I love Christmas, the decorating, gift buying and wrapping, as long as I pace myself. The traditions we have around food both from my English heritage and also traditions we have created ourselves as a family over the years. Although I am certainly not religious and have no desire to attend church I do miss the gatherings in the village center that we enjoyed as a family and community. Once it was dark we gathered to sing carols, most of the village would be there, from the very young to the very old. My school friends would be there and we would run around the village gardens playing while the adults chatted around us. Then came the awaited hush while the church minister led the group in a welcoming prayer and the singing began.

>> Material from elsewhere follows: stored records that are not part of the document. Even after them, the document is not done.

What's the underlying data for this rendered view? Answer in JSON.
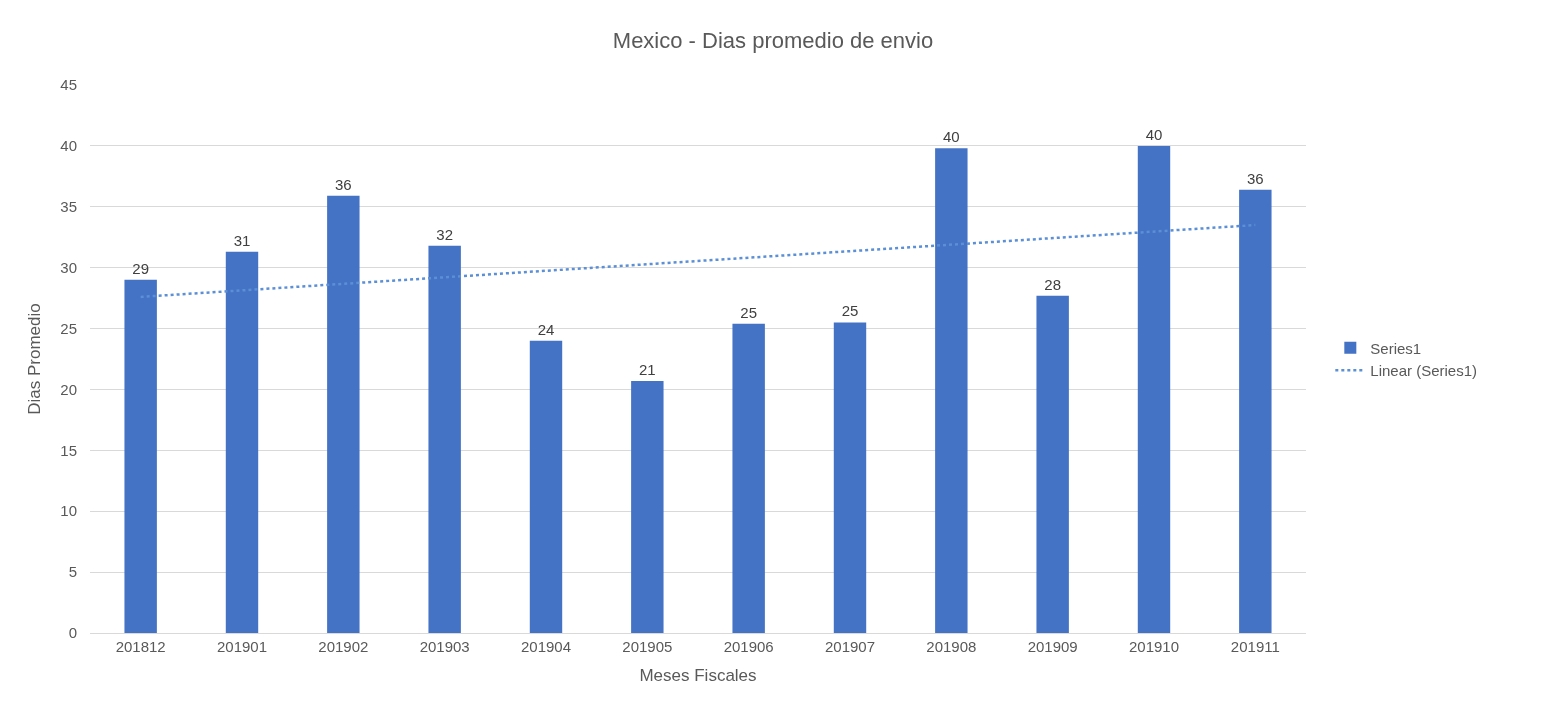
{
  "chart_data": {
    "type": "bar",
    "title": "Mexico - Dias promedio de envio",
    "xlabel": "Meses Fiscales",
    "ylabel": "Dias Promedio",
    "categories": [
      "201812",
      "201901",
      "201902",
      "201903",
      "201904",
      "201905",
      "201906",
      "201907",
      "201908",
      "201909",
      "201910",
      "201911"
    ],
    "series": [
      {
        "name": "Series1",
        "color": "#4472c4",
        "values": [
          29.0,
          31.3,
          35.9,
          31.8,
          24.0,
          20.7,
          25.4,
          25.5,
          39.8,
          27.7,
          40.0,
          36.4
        ],
        "value_labels": [
          "29",
          "31",
          "36",
          "32",
          "24",
          "21",
          "25",
          "25",
          "40",
          "28",
          "40",
          "36"
        ]
      },
      {
        "name": "Linear (Series1)",
        "type": "line",
        "color": "#5b8fd6",
        "line_style": "dotted",
        "marker": "none",
        "x": [
          "201812",
          "201911"
        ],
        "values": [
          27.6,
          33.5
        ]
      }
    ],
    "ylim": [
      0,
      45
    ],
    "yticks": [
      0,
      5,
      10,
      15,
      20,
      25,
      30,
      35,
      40,
      45
    ],
    "grid": "y",
    "legend": "right"
  }
}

Perhaps it was my young age but the combination of the cold night air, the starry night, bright moon and the almost magical sound of voices united in joyous singing brought such a sense of love, belonging and community. I believe there is something very powerful in such moments of unity as we recognize that whatever our differences we are all so similar. We all share the same hopes and dreams for ourselves and families. Then there would be the bible reading, the story of the birth of Jesus. Again as a child this too was magical and held a fascination. I remember a large wooden manger that was set up outside with the various characters set up inside it along with cows and sheep, the wise men, shepherds etc.

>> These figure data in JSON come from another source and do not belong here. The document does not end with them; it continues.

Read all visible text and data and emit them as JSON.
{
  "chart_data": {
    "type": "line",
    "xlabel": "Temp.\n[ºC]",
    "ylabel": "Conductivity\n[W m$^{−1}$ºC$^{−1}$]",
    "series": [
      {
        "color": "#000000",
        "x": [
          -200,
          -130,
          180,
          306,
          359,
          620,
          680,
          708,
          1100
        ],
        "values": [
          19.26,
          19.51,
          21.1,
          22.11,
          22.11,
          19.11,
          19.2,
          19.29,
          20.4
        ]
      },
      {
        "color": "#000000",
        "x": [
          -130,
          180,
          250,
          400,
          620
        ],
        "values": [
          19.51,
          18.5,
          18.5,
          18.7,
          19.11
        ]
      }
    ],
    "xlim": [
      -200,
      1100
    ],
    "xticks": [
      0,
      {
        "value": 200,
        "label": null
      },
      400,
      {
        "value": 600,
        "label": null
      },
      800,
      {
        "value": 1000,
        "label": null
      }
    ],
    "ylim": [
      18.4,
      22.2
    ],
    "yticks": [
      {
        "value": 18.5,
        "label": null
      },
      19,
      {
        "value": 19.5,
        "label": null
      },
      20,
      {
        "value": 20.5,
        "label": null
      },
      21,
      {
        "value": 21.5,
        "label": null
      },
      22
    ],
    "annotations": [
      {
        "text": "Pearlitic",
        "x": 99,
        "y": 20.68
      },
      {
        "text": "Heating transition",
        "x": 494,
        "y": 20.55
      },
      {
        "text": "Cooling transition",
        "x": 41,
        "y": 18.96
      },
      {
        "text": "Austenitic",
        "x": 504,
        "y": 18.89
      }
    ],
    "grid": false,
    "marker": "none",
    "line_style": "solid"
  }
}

The large star twinkled overhead. As children we were allowed to gather and kneel beside the manger as we sang "away in a manger" the voices young and old mingling together. I always felt safe and protected, surrounded by a caring community.
After the singing had subsided, a short prayer then minces pies made by various villagers were shared around along with a welcome hot chocolate. As the younger ones among us grew tired or the cold got too much, whichever came first we would start to wander home. We lived just a short ten minute walk away and walking back on a dark night with my parents beside me and the excitement of the season all felt good with the world.

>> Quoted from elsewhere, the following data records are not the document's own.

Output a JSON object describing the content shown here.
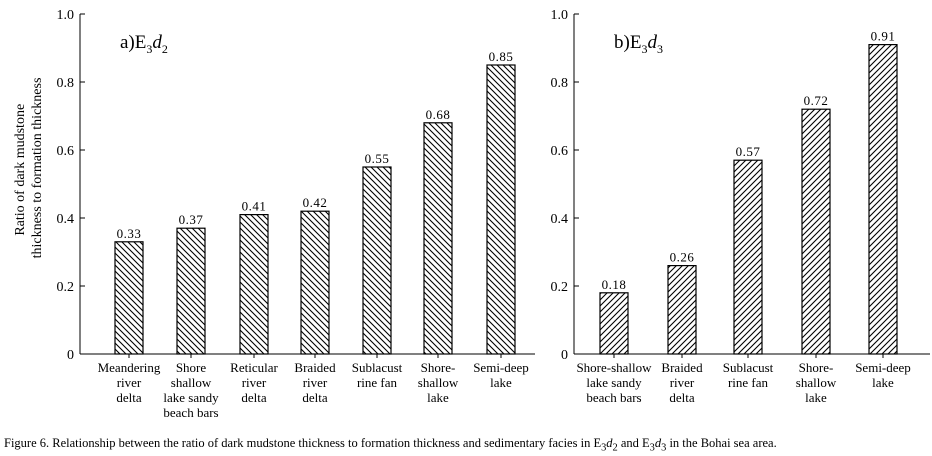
{
  "chart_data": [
    {
      "type": "bar",
      "title_main": "a)E",
      "title_sub": "3",
      "title_italic": "d",
      "title_sub2": "2",
      "ylabel_line1": "Ratio of dark mudstone",
      "ylabel_line2": "thickness to formation thickness",
      "ylim": [
        0,
        1.0
      ],
      "yticks": [
        "0",
        "0.2",
        "0.4",
        "0.6",
        "0.8",
        "1.0"
      ],
      "categories": [
        [
          "Meandering",
          "river",
          "delta"
        ],
        [
          "Shore",
          "shallow",
          "lake sandy",
          "beach bars"
        ],
        [
          "Reticular",
          "river",
          "delta"
        ],
        [
          "Braided",
          "river",
          "delta"
        ],
        [
          "Sublacust",
          "rine fan"
        ],
        [
          "Shore-",
          "shallow",
          "lake"
        ],
        [
          "Semi-deep",
          "lake"
        ]
      ],
      "values": [
        0.33,
        0.37,
        0.41,
        0.42,
        0.55,
        0.68,
        0.85
      ],
      "value_labels": [
        "0.33",
        "0.37",
        "0.41",
        "0.42",
        "0.55",
        "0.68",
        "0.85"
      ],
      "hatch": "backslash",
      "grid": false
    },
    {
      "type": "bar",
      "title_main": "b)E",
      "title_sub": "3",
      "title_italic": "d",
      "title_sub2": "3",
      "ylim": [
        0,
        1.0
      ],
      "yticks": [
        "0",
        "0.2",
        "0.4",
        "0.6",
        "0.8",
        "1.0"
      ],
      "categories": [
        [
          "Shore-shallow",
          "lake sandy",
          "beach bars"
        ],
        [
          "Braided",
          "river",
          "delta"
        ],
        [
          "Sublacust",
          "rine fan"
        ],
        [
          "Shore-",
          "shallow",
          "lake"
        ],
        [
          "Semi-deep",
          "lake"
        ]
      ],
      "values": [
        0.18,
        0.26,
        0.57,
        0.72,
        0.91
      ],
      "value_labels": [
        "0.18",
        "0.26",
        "0.57",
        "0.72",
        "0.91"
      ],
      "hatch": "slash",
      "grid": false
    }
  ],
  "caption": {
    "prefix": "Figure 6. Relationship between the ratio of dark mudstone thickness to formation thickness and sedimentary facies in E",
    "s1": "3",
    "i1": "d",
    "s2": "2",
    "mid": " and E",
    "s3": "3",
    "i2": "d",
    "s4": "3",
    "suffix": " in the Bohai sea area."
  }
}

I also looked forward to the evenings in the last few days before Christmas when we excitedly welcomed carol singers at our front door. I really don't remember if they were collecting money, often from the local choir they had powerful voices. The group were often invited in to have mince pies, a cup of tea or most often preferred a glass of sherry. They would be shown into our "best" living room where as children we were allowed into on this rare occasion as we were accompanied by adults although any food or drink items in young hands had to be enjoyed at the kitchen table.
I do miss hearing carols being sung, for me it goes with the season. At schools here in the United States no carol singing is allowed. While I can understand why I still feel that the kids are missing out. Perhaps some universal songs, I'm not sure which, that would help to connect us to each other and to something bigger. I was pleasantly surprised this past weekend while attending the Nutcracker ballet to see carol singers in the theater as we walked to our seats and again as we left. A lovely touch that made me feel very Christmassy.
However you celebrate the season what traditions if any did you share as a community?
Do you have memories that whatever the time of year stir that sense of community?
If so do you still participate in them today?